Between 1989 and 2019, SimCity inspired—or perhaps fooled—a generation of kids to go into city planning with the idea of managing cities like machines.
We had OG Sim City. I bought it with my allowance. My sister never played it. She's the one who actually got a degree in urban planning, followed by the architecture degree. I spent seven years working with architects and never met a single one who played Sim City - granted, I didn't ask any of them but when I made Sim City jokes, I was routinely met with stony silence. I've got two megaprojects under my belt and nobody I worked with ever got the Godzilla joke.
The metrics of SimCity provide players with clear gauges of urban success: shorten commutes, keep housing accessible, reduce pollution, and your city will thrive.
If you ask anyone, the standard course of Sim City is start with blank land - let Sims do what Sims do - achieve a modicum of success - Sims start demanding things - unleash Godzilla.

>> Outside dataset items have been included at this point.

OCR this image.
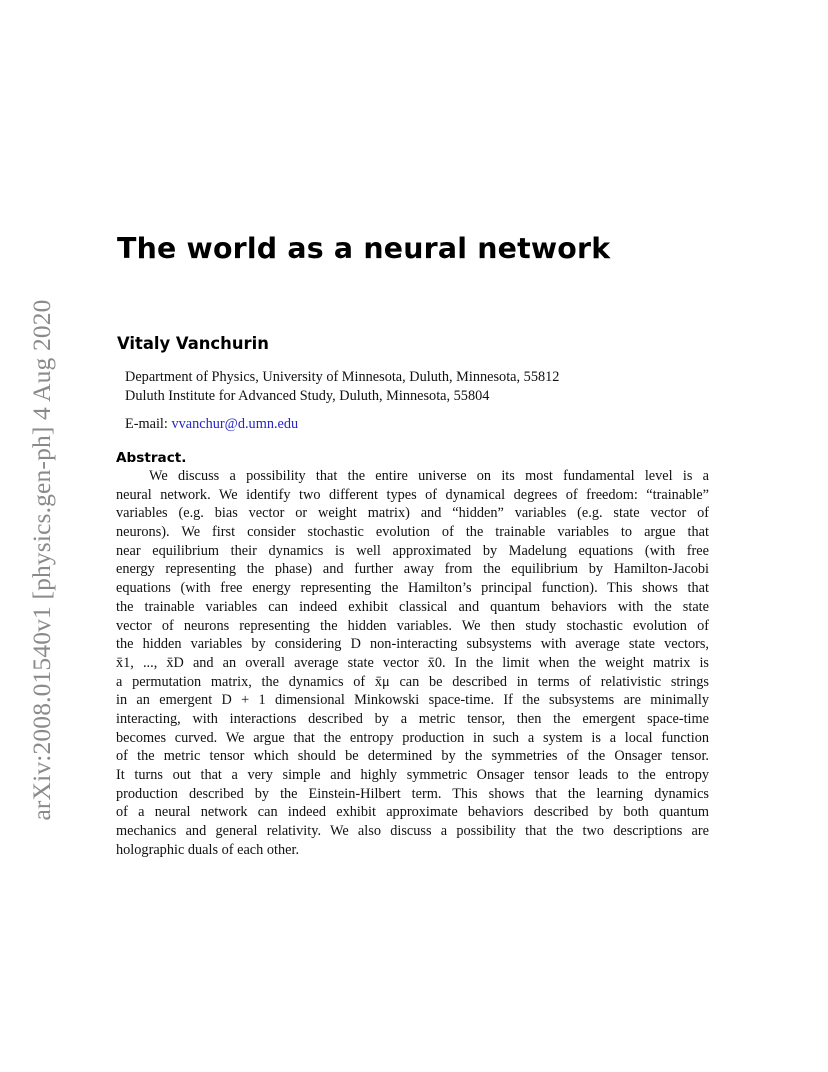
arXiv:2008.01540v1 [physics.gen-ph] 4 Aug 2020
The world as a neural network
Vitaly Vanchurin
Department of Physics, University of Minnesota, Duluth, Minnesota, 55812
Duluth Institute for Advanced Study, Duluth, Minnesota, 55804
E-mail: vvanchur@d.umn.edu
Abstract.
We discuss a possibility that the entire universe on its most fundamental level is a
neural network. We identify two different types of dynamical degrees of freedom: “trainable”
variables (e.g. bias vector or weight matrix) and “hidden” variables (e.g. state vector of
neurons). We first consider stochastic evolution of the trainable variables to argue that
near equilibrium their dynamics is well approximated by Madelung equations (with free
energy representing the phase) and further away from the equilibrium by Hamilton-Jacobi
equations (with free energy representing the Hamilton’s principal function). This shows that
the trainable variables can indeed exhibit classical and quantum behaviors with the state
vector of neurons representing the hidden variables. We then study stochastic evolution of
the hidden variables by considering D non-interacting subsystems with average state vectors,
x̄1, ..., x̄D and an overall average state vector x̄0. In the limit when the weight matrix is
a permutation matrix, the dynamics of x̄μ can be described in terms of relativistic strings
in an emergent D + 1 dimensional Minkowski space-time. If the subsystems are minimally
interacting, with interactions described by a metric tensor, then the emergent space-time
becomes curved. We argue that the entropy production in such a system is a local function
of the metric tensor which should be determined by the symmetries of the Onsager tensor.
It turns out that a very simple and highly symmetric Onsager tensor leads to the entropy
production described by the Einstein-Hilbert term. This shows that the learning dynamics
of a neural network can indeed exhibit approximate behaviors described by both quantum
mechanics and general relativity. We also discuss a possibility that the two descriptions are
holographic duals of each other.
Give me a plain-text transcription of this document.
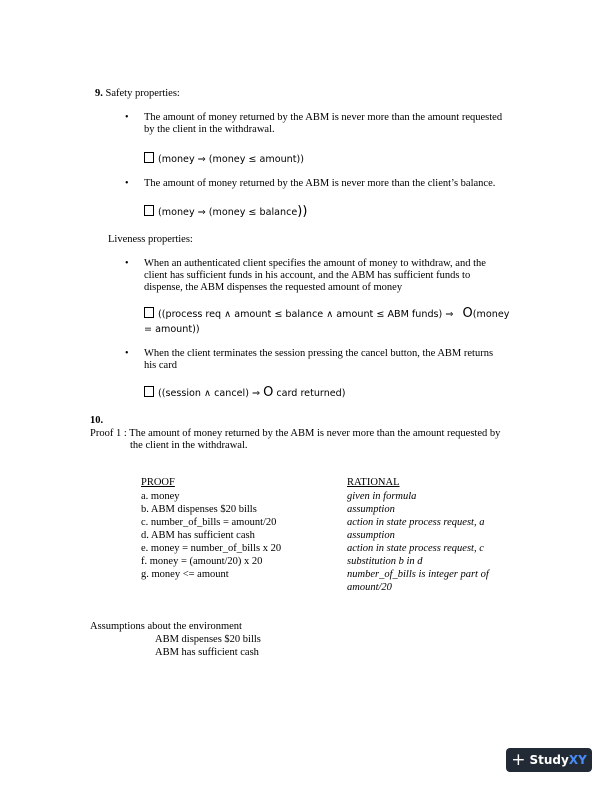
9. Safety properties:
• The amount of money returned by the ABM is never more than the amount requested
by the client in the withdrawal.
(money ⇒ (money ≤ amount))
• The amount of money returned by the ABM is never more than the client’s balance.
(money ⇒ (money ≤ balance))
Liveness properties:
• When an authenticated client specifies the amount of money to withdraw, and the
client has sufficient funds in his account, and the ABM has sufficient funds to
dispense, the ABM dispenses the requested amount of money
((process req ∧ amount ≤ balance ∧ amount ≤ ABM funds) ⇒ O(money
= amount))
• When the client terminates the session pressing the cancel button, the ABM returns
his card
((session ∧ cancel) ⇒ O card returned)
10.
Proof 1 : The amount of money returned by the ABM is never more than the amount requested by
the client in the withdrawal.
PROOF
a. money
b. ABM dispenses $20 bills
c. number_of_bills = amount/20
d. ABM has sufficient cash
e. money = number_of_bills x 20
f. money = (amount/20) x 20
g. money <= amount
RATIONAL
given in formula
assumption
action in state process request, a
assumption
action in state process request, c
substitution b in d
number_of_bills is integer part of
amount/20
Assumptions about the environment
ABM dispenses $20 bills
ABM has sufficient cash
+ Study XY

It's fun in that part of a city's lifecycle where you're paving swamps and clearcutting forests. It sucks ass in that part of a city's lifecycle where you're gentrifying and dealing with traffic. In other words, the part where urban planning comes in.
Sim City presented a Marxist view of development: the State owns everything, the State controls all decisions and individual Sims might as well be individual ants for all they influence events. There are no historical districts in The Sims, there are no designated greenbelts, there are no rewards for livability and the solution to traffic is more roads. It's Jane Jacobs' worst nightmare as a video game. Nobody ever complains about gentrification, nobody ever complains about housing prices. If Sim City is your idea of urban planning, you drop out of urban planning after a quarter or two.
While working on Raid on Bungeling Bay—a game about bombing cities—legendary game designer Will Wright discovered that he had more fun designing cities than destroying them. Would players enjoy the same opportunity, he wondered?
The problem is that urban planning isn't about designing cities it's about redesigning cities and Sim City SUCKS at this. There is zero optimization in Sim City. There's no acknowledgement that one group's success is another group's miserable failure. Maximal density is the sole goal and maximal density is generally the thing urban planners eschew. If anything, I would say that Sim City created a generation of people disappointed in urban planning because they were told the world worked that way.
If anything? I would say that Sim City taught a generation of millennials that if you gripe loudly enough you don't have to obey the law. After all if there isn't enough housing you tear down some houses and build high rises. If traffic sucks you widen roads. If you build it they will come and your score will increase commensurately.